VENICE -- British director Peter Greenaway attempts to unravel the riddles surrounding Rembrandt and one of his most famous paintings in a new film, suggesting foul play was behind his slide into penury.
"Nightwatching" is a story about how Rembrandt's picture of the Amsterdam Musketeer Militia, known as the "Night Watch", came to be commissioned, and explores what secrets Rembrandt may have revealed in the masterpiece.
The painting has perplexed art historians for centuries, and Greenaway said his theory was as valid as any other.
"Of course there have been lots and lots of theories, but we would like in this film to offer you another theory," Greenaway told reporters in Venice, where the movie is in the main competition at the film festival.
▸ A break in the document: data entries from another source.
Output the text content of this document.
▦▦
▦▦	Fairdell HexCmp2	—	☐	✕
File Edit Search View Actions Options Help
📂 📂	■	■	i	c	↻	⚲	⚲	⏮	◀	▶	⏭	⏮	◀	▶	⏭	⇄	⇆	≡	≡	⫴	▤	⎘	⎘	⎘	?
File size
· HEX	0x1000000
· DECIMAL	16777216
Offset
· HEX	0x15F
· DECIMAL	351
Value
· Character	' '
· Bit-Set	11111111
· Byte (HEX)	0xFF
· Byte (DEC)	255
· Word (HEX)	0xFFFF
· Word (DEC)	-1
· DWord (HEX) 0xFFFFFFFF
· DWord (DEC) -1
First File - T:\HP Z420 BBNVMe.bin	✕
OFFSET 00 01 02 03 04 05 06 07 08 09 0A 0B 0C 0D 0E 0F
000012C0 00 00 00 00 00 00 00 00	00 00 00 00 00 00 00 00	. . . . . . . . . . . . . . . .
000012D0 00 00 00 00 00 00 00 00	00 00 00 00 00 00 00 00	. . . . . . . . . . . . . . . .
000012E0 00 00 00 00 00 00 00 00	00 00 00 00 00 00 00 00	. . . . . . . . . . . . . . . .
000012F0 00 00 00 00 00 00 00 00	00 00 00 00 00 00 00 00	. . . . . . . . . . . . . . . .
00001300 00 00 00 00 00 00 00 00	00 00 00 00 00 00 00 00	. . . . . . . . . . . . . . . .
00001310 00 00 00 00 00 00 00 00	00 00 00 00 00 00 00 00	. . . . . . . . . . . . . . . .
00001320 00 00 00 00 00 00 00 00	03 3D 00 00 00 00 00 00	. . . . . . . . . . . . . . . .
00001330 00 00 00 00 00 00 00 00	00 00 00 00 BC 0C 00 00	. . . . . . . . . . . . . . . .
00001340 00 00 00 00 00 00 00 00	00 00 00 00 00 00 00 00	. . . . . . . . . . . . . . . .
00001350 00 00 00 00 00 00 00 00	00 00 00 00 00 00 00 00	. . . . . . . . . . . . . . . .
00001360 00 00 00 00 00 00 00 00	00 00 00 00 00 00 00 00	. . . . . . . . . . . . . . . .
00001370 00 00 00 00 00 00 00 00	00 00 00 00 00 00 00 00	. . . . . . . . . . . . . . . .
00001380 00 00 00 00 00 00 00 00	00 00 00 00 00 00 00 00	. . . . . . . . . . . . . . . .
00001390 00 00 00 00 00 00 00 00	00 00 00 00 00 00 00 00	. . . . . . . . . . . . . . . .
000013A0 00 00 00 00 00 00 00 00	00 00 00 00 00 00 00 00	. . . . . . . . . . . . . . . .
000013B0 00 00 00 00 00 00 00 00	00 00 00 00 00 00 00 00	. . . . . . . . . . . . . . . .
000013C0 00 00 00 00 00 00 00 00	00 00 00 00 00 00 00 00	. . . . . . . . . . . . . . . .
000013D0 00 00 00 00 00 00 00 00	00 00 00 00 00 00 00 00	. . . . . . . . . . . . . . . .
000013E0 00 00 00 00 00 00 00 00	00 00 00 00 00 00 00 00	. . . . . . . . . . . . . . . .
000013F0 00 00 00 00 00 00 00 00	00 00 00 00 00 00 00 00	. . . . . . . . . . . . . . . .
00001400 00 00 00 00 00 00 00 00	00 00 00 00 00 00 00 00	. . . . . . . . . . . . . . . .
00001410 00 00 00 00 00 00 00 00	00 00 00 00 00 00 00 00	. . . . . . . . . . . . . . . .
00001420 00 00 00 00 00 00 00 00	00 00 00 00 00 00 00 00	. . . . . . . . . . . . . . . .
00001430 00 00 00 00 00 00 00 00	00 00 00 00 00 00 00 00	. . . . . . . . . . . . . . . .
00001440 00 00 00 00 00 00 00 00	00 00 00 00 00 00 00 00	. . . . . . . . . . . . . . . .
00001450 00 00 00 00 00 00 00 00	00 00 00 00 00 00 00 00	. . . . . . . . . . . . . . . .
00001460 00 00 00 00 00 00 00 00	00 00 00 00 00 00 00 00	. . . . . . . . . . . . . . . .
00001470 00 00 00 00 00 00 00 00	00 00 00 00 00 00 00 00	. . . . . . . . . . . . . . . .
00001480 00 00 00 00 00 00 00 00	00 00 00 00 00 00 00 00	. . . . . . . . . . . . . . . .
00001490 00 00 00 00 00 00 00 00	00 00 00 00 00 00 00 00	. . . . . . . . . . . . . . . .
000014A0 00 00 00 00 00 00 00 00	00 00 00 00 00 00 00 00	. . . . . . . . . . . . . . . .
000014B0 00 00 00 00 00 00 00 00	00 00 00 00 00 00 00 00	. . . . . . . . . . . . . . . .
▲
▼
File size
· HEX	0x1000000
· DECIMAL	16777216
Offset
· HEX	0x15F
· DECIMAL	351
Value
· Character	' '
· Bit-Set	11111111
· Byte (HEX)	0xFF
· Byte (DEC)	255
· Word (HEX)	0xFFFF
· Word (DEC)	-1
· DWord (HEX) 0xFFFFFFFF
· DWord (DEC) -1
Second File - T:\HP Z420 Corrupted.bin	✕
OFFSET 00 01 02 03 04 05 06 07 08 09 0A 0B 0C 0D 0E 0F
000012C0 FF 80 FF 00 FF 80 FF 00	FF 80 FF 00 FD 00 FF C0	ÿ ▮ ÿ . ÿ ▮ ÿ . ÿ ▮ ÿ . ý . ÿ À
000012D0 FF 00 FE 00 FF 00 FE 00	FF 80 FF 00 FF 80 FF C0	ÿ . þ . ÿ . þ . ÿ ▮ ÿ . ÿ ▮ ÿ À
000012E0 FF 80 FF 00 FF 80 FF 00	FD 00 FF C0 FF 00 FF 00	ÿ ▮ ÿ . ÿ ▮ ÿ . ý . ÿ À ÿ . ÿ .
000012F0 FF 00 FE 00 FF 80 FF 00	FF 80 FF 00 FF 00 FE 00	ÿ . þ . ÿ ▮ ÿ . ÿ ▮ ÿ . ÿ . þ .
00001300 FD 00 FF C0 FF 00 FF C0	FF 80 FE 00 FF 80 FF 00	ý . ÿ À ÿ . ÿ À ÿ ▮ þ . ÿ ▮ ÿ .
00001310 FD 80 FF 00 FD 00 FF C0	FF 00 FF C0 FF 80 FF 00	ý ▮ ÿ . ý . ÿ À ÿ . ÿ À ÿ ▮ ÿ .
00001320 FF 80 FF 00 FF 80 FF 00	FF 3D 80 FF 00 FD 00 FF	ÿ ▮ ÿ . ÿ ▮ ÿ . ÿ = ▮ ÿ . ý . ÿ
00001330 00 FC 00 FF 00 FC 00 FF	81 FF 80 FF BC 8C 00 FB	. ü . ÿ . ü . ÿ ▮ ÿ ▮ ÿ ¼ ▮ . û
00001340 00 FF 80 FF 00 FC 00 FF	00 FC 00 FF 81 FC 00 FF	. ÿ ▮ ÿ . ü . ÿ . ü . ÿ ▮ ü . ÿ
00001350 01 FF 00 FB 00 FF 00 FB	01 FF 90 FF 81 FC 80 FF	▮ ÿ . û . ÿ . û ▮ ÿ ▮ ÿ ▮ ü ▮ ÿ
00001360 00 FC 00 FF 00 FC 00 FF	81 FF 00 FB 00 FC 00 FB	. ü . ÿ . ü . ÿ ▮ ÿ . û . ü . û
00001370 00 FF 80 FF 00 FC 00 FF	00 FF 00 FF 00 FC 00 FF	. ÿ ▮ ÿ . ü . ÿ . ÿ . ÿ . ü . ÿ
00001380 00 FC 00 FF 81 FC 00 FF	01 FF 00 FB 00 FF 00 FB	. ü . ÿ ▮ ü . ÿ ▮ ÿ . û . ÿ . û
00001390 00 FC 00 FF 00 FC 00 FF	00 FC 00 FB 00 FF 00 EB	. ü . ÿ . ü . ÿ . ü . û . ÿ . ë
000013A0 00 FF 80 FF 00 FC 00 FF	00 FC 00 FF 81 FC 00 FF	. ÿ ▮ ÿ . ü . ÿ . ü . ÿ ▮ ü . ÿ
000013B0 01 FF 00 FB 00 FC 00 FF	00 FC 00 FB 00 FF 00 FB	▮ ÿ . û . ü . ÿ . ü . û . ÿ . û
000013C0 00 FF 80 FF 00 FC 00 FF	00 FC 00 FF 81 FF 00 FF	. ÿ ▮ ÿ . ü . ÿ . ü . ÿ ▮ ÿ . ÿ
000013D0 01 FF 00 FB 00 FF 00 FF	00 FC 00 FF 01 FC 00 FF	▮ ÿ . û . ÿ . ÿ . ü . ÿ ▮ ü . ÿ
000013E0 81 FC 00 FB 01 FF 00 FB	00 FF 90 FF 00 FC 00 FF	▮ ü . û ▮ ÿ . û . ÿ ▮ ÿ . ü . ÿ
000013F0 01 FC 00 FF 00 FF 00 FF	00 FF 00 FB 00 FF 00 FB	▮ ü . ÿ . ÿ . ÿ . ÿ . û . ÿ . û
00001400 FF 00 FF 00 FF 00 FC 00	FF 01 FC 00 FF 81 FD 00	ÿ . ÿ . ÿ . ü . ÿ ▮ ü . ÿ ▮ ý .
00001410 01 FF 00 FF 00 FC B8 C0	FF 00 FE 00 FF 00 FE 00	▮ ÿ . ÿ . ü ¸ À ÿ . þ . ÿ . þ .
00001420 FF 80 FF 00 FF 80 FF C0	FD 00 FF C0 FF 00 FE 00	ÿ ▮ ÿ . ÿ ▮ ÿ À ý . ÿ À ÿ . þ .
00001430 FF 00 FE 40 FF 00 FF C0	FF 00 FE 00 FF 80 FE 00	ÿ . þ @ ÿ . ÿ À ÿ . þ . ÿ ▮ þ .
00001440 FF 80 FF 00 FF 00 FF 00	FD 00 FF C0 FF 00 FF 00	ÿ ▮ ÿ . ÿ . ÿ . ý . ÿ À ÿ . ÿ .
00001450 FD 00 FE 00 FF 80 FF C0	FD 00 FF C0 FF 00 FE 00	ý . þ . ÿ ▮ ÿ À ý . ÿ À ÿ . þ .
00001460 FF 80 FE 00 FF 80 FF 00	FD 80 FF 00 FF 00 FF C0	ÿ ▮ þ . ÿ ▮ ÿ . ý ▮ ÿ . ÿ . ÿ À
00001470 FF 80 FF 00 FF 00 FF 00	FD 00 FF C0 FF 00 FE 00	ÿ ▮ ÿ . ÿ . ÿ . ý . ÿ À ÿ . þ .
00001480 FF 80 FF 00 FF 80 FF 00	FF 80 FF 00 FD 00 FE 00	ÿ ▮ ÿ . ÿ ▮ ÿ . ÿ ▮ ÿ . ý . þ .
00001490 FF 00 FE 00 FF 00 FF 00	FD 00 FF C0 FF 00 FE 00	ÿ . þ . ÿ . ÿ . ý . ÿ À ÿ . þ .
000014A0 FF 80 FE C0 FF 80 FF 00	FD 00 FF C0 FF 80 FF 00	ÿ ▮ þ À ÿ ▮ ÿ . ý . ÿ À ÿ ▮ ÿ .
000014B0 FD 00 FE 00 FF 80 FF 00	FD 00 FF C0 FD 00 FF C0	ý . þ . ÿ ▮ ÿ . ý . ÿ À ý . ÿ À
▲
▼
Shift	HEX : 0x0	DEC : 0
"There's no such thing as history, there's only historians. I can't prove to you every single fact, but you can't disprove it either."
He said there were at least 51 "mysteries" in the painting, including the young girl or dwarf in a crowd of men, the significance of the musket being fired, whether the two main men were having an affair and whether the man in the background, with one eye showing, was a self-portrait by the artist.
In the film, Rembrandt reluctantly accepts a commission to paint the pompous musketeers, but weaves into his work accusations of murder while sending up their airs and graces.
The movie hypothesizes that the equivalent of the "nightclub crowd" of 17th Century Amsterdam sought to ruin Rembrandt as revenge by sullying his reputation and trying to blind him.
SEX AND SWEARING
Greenaway said he wondered why Rembrandt, successful during his own lifetime, had descended into poverty after the Night Watch was completed in the 1640s.
"Fifteen years late he was a pauper, he was bankrupt. It's always been very, very difficult to explain this riches-to-rags story," said Greenaway.
The director said his film was about art itself, and why painters and film makers sought to create the illusion that what they were portraying was real.
In "Nightwatching", Greenaway uses theatrical sets and lighting techniques that recall the masterpieces of 17th Century Northern European art.
Rembrandt is played by Briton Martin Freeman, most famous for his portrayal of Tim in the hit TV comedy "The Office".
With plenty of swearing, nudity and bawdy behavior, the film tries to demystify the character of Rembrandt.
"I think that the sense of humor is quite important to bring to this character," he said. "It prevents him from being the great tortured artist who is somehow ... from another planet."